En plus, question rentabilité et perspectives d’avenir de ce projet enfin abouti, maintenant faut voir… L’album sort en CD à une période où tout part en sucette, c’est la crise, financière, mondiale, globale… et 14 ans plus tard, tout le monde télécharge désormais illégalement sa musique au lieu d’acheter ces bons vieux CD. Et puis, le titre de l’oeuvre… Génial, le titre ! Chinese Democracy. En conséquence de quoi, le gouvernement chinois a sans surprise banni l’album de l’Empire du milieu. Tout le marché chinois perdu, envolé, pfuit !… Des milliards de consommateurs ! C’est pas la classe, ça ? C’est pas rock ‘n’ roll ?… TOUT LE MARCHE CHINOIS ! Ils oseraient pas faire pareil chez Google, Total et autres multinationales sur le qui-vive, pétochardes dès qu’on sussure le mot “Chine” à leur oreille tremblante, courtisanes cupides rivalisant de tapis rouges, ronds de jambe, champagne et petits fours dans les ambassades et salons commerciaux de Pékin, Chang-hai et tutti quanti. Axl lui s’en balance de ces foutus motherfuckers de pseudo-cocos ultralibéraux du gouvernement chinois et de ses parts de marché envoyées à dache.

Résultat: aux dernières nouvelles, l’album (qu’il va bien falloir que j’écoute un jour ou l’autre) ne cartonne pas autant que prévu. Bon, une évolution plus heureuse n’est pas à exclure, mais pour le moment, les experts en marketingue de Geffen Records ont calculé dans Excel les bénéfs prévus, et là ils font grise mine, particulièrement parce qu’Axl n’a pas participé à la promo de l’objet.

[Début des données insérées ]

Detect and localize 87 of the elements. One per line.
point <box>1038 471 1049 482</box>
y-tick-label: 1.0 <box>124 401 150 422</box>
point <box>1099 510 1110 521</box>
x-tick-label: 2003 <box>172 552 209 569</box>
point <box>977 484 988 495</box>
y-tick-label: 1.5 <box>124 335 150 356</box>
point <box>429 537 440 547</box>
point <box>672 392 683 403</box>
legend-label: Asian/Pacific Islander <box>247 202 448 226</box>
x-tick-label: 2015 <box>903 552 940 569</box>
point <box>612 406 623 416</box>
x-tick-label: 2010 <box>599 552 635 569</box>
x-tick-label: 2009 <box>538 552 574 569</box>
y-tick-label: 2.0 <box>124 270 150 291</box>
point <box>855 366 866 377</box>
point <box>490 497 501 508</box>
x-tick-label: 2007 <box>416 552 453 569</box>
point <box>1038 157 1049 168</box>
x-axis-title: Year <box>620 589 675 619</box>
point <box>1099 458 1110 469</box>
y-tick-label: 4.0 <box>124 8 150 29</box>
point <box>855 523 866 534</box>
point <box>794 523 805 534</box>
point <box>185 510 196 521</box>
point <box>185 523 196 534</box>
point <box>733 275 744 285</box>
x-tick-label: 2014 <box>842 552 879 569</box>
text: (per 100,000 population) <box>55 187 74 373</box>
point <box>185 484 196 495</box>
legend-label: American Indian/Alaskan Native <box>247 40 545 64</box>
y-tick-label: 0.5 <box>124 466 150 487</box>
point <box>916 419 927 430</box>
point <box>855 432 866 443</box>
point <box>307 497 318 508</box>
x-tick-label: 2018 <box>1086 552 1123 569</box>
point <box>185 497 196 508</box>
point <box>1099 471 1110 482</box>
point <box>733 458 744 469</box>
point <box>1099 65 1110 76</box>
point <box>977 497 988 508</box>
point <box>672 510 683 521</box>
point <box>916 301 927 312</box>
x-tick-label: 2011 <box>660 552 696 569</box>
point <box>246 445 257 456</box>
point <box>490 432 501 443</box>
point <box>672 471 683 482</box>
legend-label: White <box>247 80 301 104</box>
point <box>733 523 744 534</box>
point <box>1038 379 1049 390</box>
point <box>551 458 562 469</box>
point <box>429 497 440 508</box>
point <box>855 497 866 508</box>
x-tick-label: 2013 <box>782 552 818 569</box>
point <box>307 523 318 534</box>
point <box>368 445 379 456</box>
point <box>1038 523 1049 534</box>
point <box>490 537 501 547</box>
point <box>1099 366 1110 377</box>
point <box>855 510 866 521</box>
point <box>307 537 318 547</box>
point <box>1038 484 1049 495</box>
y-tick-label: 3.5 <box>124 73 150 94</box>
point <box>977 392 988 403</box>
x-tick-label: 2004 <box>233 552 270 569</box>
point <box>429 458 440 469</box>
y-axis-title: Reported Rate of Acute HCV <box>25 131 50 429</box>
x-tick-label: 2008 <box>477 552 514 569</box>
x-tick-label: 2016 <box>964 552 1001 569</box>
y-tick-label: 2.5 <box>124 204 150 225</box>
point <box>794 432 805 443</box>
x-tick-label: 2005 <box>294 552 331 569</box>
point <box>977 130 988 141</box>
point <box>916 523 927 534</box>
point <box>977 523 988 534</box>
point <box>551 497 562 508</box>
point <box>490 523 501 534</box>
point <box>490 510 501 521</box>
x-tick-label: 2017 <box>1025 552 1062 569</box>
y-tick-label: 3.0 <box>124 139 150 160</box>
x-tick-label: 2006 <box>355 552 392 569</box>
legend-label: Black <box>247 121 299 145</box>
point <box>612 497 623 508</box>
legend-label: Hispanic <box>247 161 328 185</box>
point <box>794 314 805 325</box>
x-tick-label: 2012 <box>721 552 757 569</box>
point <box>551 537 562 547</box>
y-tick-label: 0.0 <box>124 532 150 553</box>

Visiblement, y a pas eu de plateau télé, pas de sempiternelle question débile posée entre deux pages de pub : “Alors Axl, quelle est votre actualité ?” Sa dernière conf de presse date de 1994 ! Sur le site de Wikipédia, il est écrit qu’il n’a pas donné de signe de vie depuis au moins deux mois, il ne répond pas aux coups de fil, rien.